For guidance on choosing a palette, Azevedo recommends consulting a color wheel: “Yellow complements purple, orange complements blue—those colors brighten one another,” he says. “You can get creative within those boundaries. If complementary colors are too intense for what you’re going for, consider using adjacent colors for a steady mood: golds, yellows and oranges, lavender and pink.”

A major appeal of Azevedo’s gardens is the sense of ease and effortlessness they convey.
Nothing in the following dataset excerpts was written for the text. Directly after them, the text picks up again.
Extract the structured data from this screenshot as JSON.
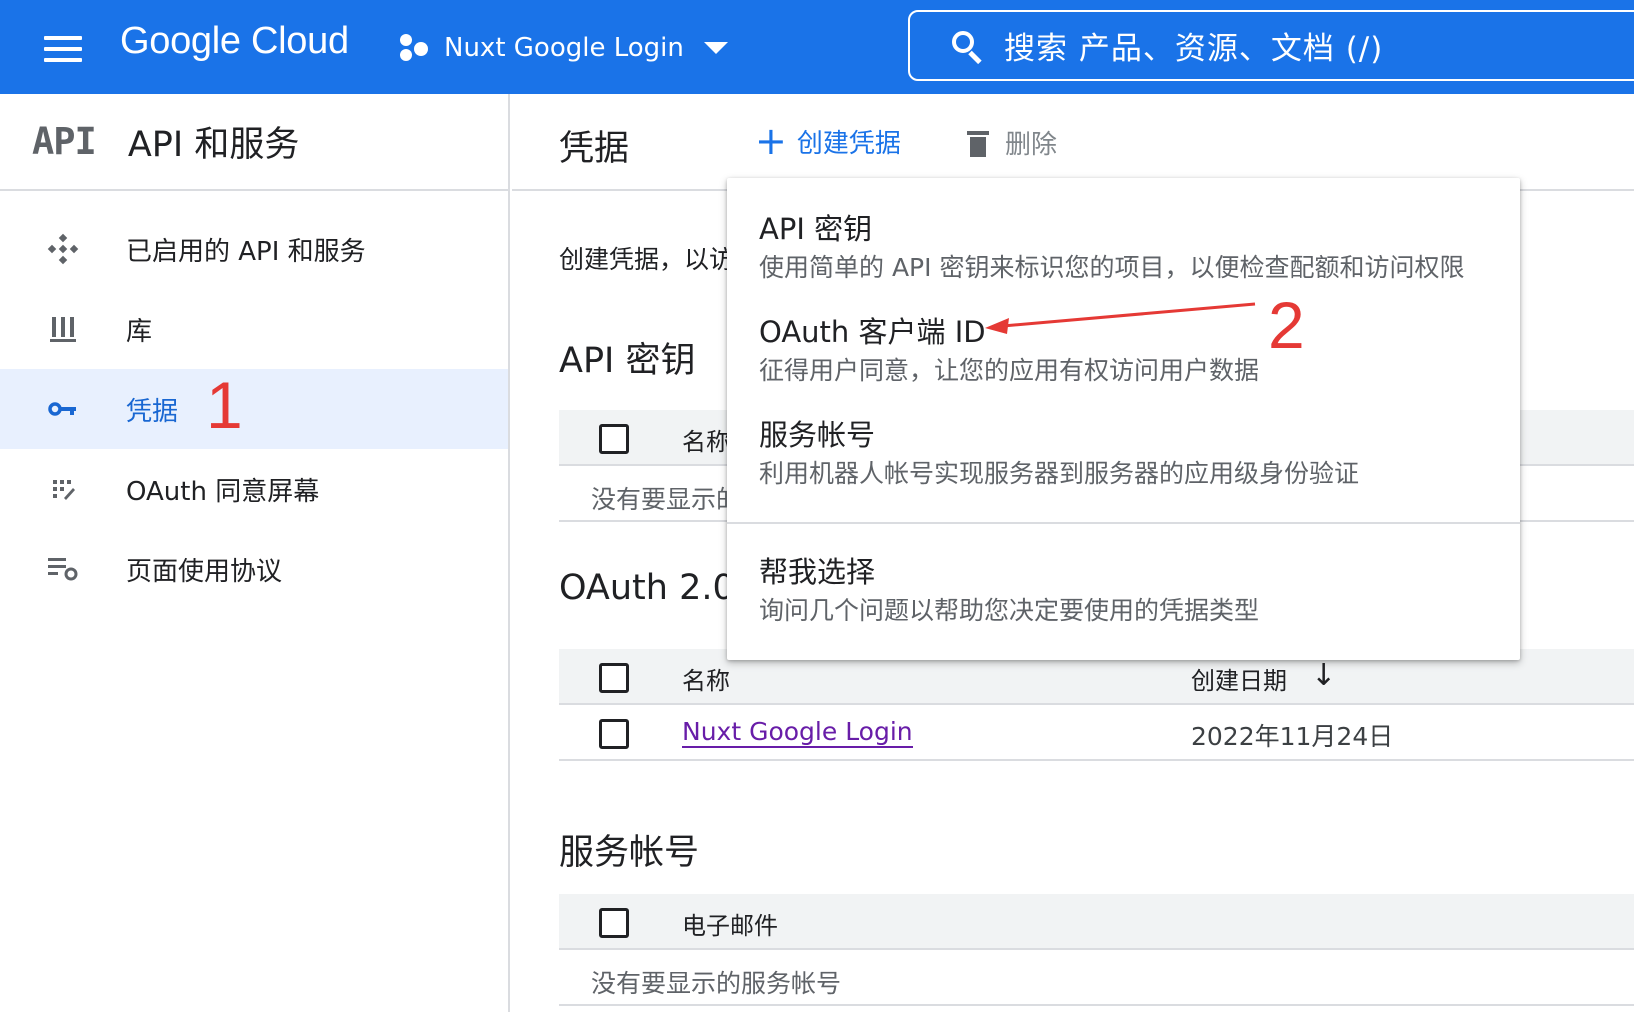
{
  "topbar": {
    "brand": "Google Cloud",
    "project_name": "Nuxt Google Login",
    "search_placeholder": "搜索  产品、资源、文档 (/)"
  },
  "sidebar": {
    "logo": "API",
    "title": "API 和服务",
    "items": [
      {
        "label": "已启用的 API 和服务",
        "icon": "apis-icon",
        "active": false
      },
      {
        "label": "库",
        "icon": "library-icon",
        "active": false
      },
      {
        "label": "凭据",
        "icon": "key-icon",
        "active": true
      },
      {
        "label": "OAuth 同意屏幕",
        "icon": "consent-icon",
        "active": false
      },
      {
        "label": "页面使用协议",
        "icon": "settings-list-icon",
        "active": false
      }
    ]
  },
  "main": {
    "title": "凭据",
    "create_label": "创建凭据",
    "delete_label": "删除",
    "intro": "创建凭据，以访",
    "api_keys": {
      "title": "API 密钥",
      "col_name": "名称",
      "empty": "没有要显示的"
    },
    "oauth": {
      "title": "OAuth 2.0",
      "col_name": "名称",
      "col_date": "创建日期",
      "rows": [
        {
          "name": "Nuxt Google Login",
          "date": "2022年11月24日"
        }
      ]
    },
    "service_accounts": {
      "title": "服务帐号",
      "col_email": "电子邮件",
      "empty": "没有要显示的服务帐号"
    }
  },
  "menu": {
    "items": [
      {
        "title": "API 密钥",
        "desc": "使用简单的 API 密钥来标识您的项目，以便检查配额和访问权限"
      },
      {
        "title": "OAuth 客户端 ID",
        "desc": "征得用户同意，让您的应用有权访问用户数据"
      },
      {
        "title": "服务帐号",
        "desc": "利用机器人帐号实现服务器到服务器的应用级身份验证"
      },
      {
        "title": "帮我选择",
        "desc": "询问几个问题以帮助您决定要使用的凭据类型"
      }
    ]
  },
  "annotations": {
    "step1": "1",
    "step2": "2",
    "color": "#e53935"
  },
  "colors": {
    "accent": "#1a73e8",
    "active_bg": "#e8f0fe",
    "link_visited": "#681da8"
  }
}
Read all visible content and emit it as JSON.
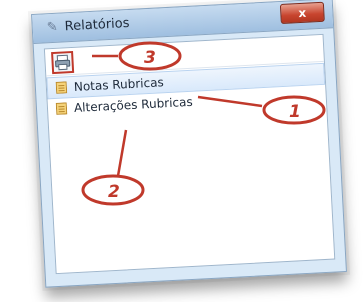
{
  "window": {
    "title": "Relatórios",
    "close_glyph": "x"
  },
  "toolbar": {
    "print_icon": "printer-icon"
  },
  "tree": {
    "items": [
      {
        "label": "Notas Rubricas",
        "icon": "document-icon",
        "selected": true
      },
      {
        "label": "Alterações Rubricas",
        "icon": "document-icon",
        "selected": false
      }
    ]
  },
  "annotations": {
    "callouts": [
      "1",
      "2",
      "3"
    ],
    "color": "#c0392b"
  }
}
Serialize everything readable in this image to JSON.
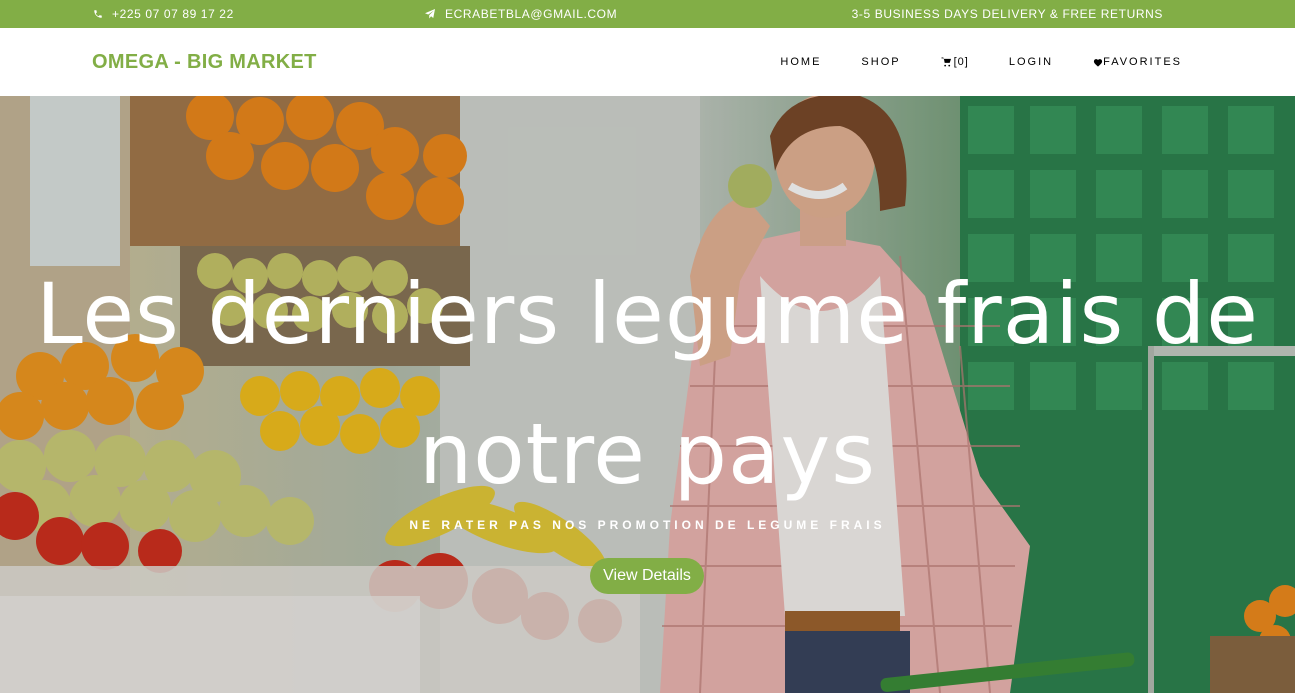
{
  "topbar": {
    "phone": "+225 07 07 89 17 22",
    "email": "ecrabetbla@gmail.com",
    "delivery": "3-5 Business days delivery & Free Returns",
    "phone_icon": "phone-icon",
    "email_icon": "paper-plane-icon"
  },
  "brand": {
    "name": "OMEGA - BIG MARKET"
  },
  "nav": {
    "home": "HOME",
    "shop": "SHOP",
    "cart_count": "[0]",
    "cart_icon": "cart-icon",
    "login": "LOGIN",
    "favorites": "FAVORITES",
    "favorites_icon": "heart-icon"
  },
  "hero": {
    "title": "Les derniers legume frais de notre pays",
    "subtitle": "NE RATER PAS NOS PROMOTION DE LEGUME FRAIS",
    "button": "View Details"
  },
  "colors": {
    "accent": "#82ae46",
    "text_dark": "#000000",
    "white": "#ffffff"
  }
}
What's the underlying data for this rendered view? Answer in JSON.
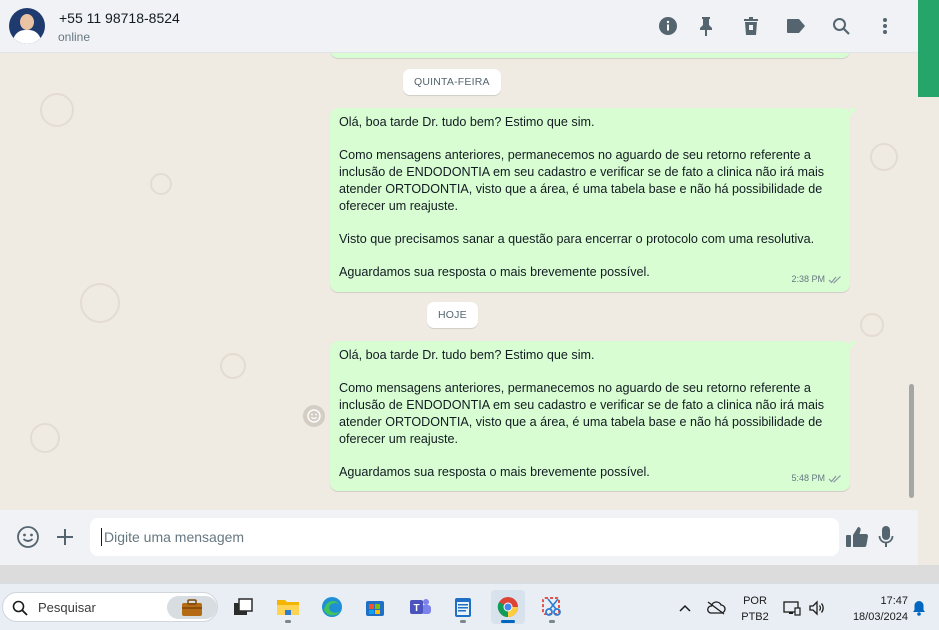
{
  "header": {
    "contact_name": "+55 11 98718-8524",
    "status": "online",
    "icons": [
      "info-icon",
      "pin-icon",
      "trash-icon",
      "label-icon",
      "search-icon",
      "more-vertical-icon"
    ]
  },
  "chat": {
    "date_separators": [
      "QUINTA-FEIRA",
      "HOJE"
    ],
    "messages": [
      {
        "paragraphs": [
          "Olá, boa tarde Dr. tudo bem? Estimo que sim.",
          "Como mensagens anteriores, permanecemos no aguardo de seu retorno referente a inclusão de ENDODONTIA em seu cadastro e verificar se de fato a clinica não irá mais atender ORTODONTIA, visto que a área, é uma tabela base e não há possibilidade de oferecer um reajuste.",
          "Visto que precisamos sanar a questão para encerrar o protocolo com uma resolutiva.",
          "Aguardamos sua resposta o mais brevemente possível."
        ],
        "time": "2:38 PM",
        "status": "read"
      },
      {
        "paragraphs": [
          "Olá, boa tarde Dr. tudo bem? Estimo que sim.",
          "Como mensagens anteriores, permanecemos no aguardo de seu retorno referente a inclusão de ENDODONTIA em seu cadastro e verificar se de fato a clinica não irá mais atender ORTODONTIA, visto que a área, é uma tabela base e não há possibilidade de oferecer um reajuste.",
          "Aguardamos sua resposta o mais brevemente possível."
        ],
        "time": "5:48 PM",
        "status": "read"
      }
    ]
  },
  "composer": {
    "placeholder": "Digite uma mensagem"
  },
  "taskbar": {
    "search_label": "Pesquisar",
    "apps": [
      "task-view",
      "file-explorer",
      "edge",
      "store",
      "teams",
      "notepad",
      "chrome",
      "snipping-tool"
    ],
    "active_app": "chrome",
    "language": "POR",
    "keyboard": "PTB2",
    "time": "17:47",
    "date": "18/03/2024"
  },
  "colors": {
    "outgoing_bubble": "#d9fdd3",
    "chat_background": "#efeae2",
    "header_background": "#f0f2f5",
    "accent_green": "#25a56a",
    "chrome_active": "#0067c0"
  }
}
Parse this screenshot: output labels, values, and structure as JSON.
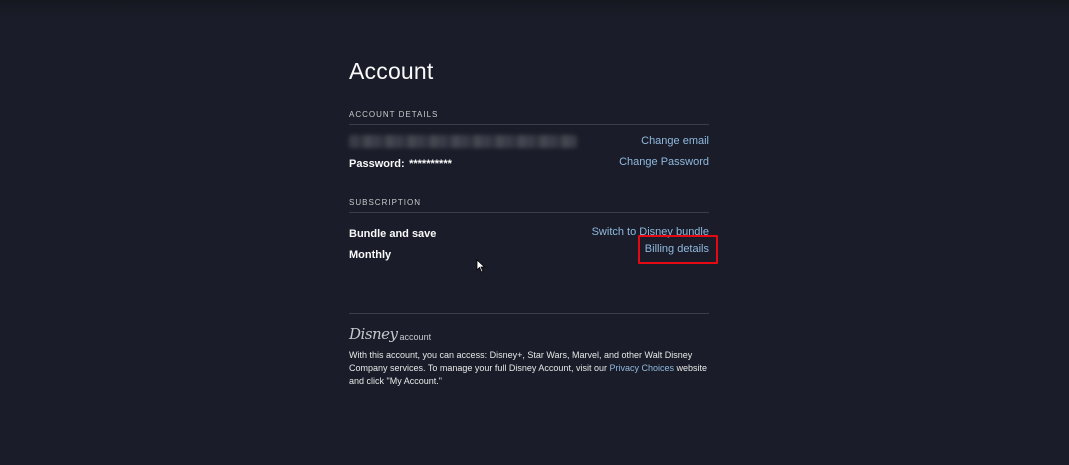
{
  "page": {
    "title": "Account"
  },
  "account_details": {
    "header": "ACCOUNT DETAILS",
    "change_email_label": "Change email",
    "password_label": "Password:",
    "password_mask": "**********",
    "change_password_label": "Change Password"
  },
  "subscription": {
    "header": "SUBSCRIPTION",
    "plan_name": "Bundle and save",
    "switch_label": "Switch to Disney bundle",
    "billing_cycle": "Monthly",
    "billing_details_label": "Billing details"
  },
  "footer": {
    "logo_disney": "Disney",
    "logo_account": "account",
    "text_before_link": "With this account, you can access: Disney+, Star Wars, Marvel, and other Walt Disney Company services. To manage your full Disney Account, visit our ",
    "privacy_link": "Privacy Choices",
    "text_after_link": " website and click \"My Account.\""
  },
  "colors": {
    "background": "#1a1d29",
    "link": "#8fb9de",
    "highlight": "#e50914"
  }
}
There is a keen organizational eye at work, but also a feeling for sweeping space and freedom. “I aim for a design that feels almost natural,” he says. “I call it a heightened, or elevated, experience of nature.” Azevedo promotes a generous use of color, while advocating for the careful selection of compatible species. “Some plants are happy living together, such as Miscanthus grasses, nepeta and pink fairy roses,” he says. “The grass provides shade for the roses, and the nepeta flowers attract insects that eat the aphids that bother the roses.”

When in doubt, he says, go green. “I layer evergreens—blue spruces, arborvitaes, Eastern red cedars, Japanese cedars and pines do well in the Hamptons.” For flowering trees, Azevedo often uses white dogwood or crepe myrtle. Evergreen hedges and shrubs offer another way to provide strong foundations for colorful gardens. “Playing with scale and color is easier with a strong backdrop of rich evergreens,” Azevedo says. “I love to design fully green gardens. There are so many hues to choose from. You can’t go wrong, and together they create a very meditative, happy space.”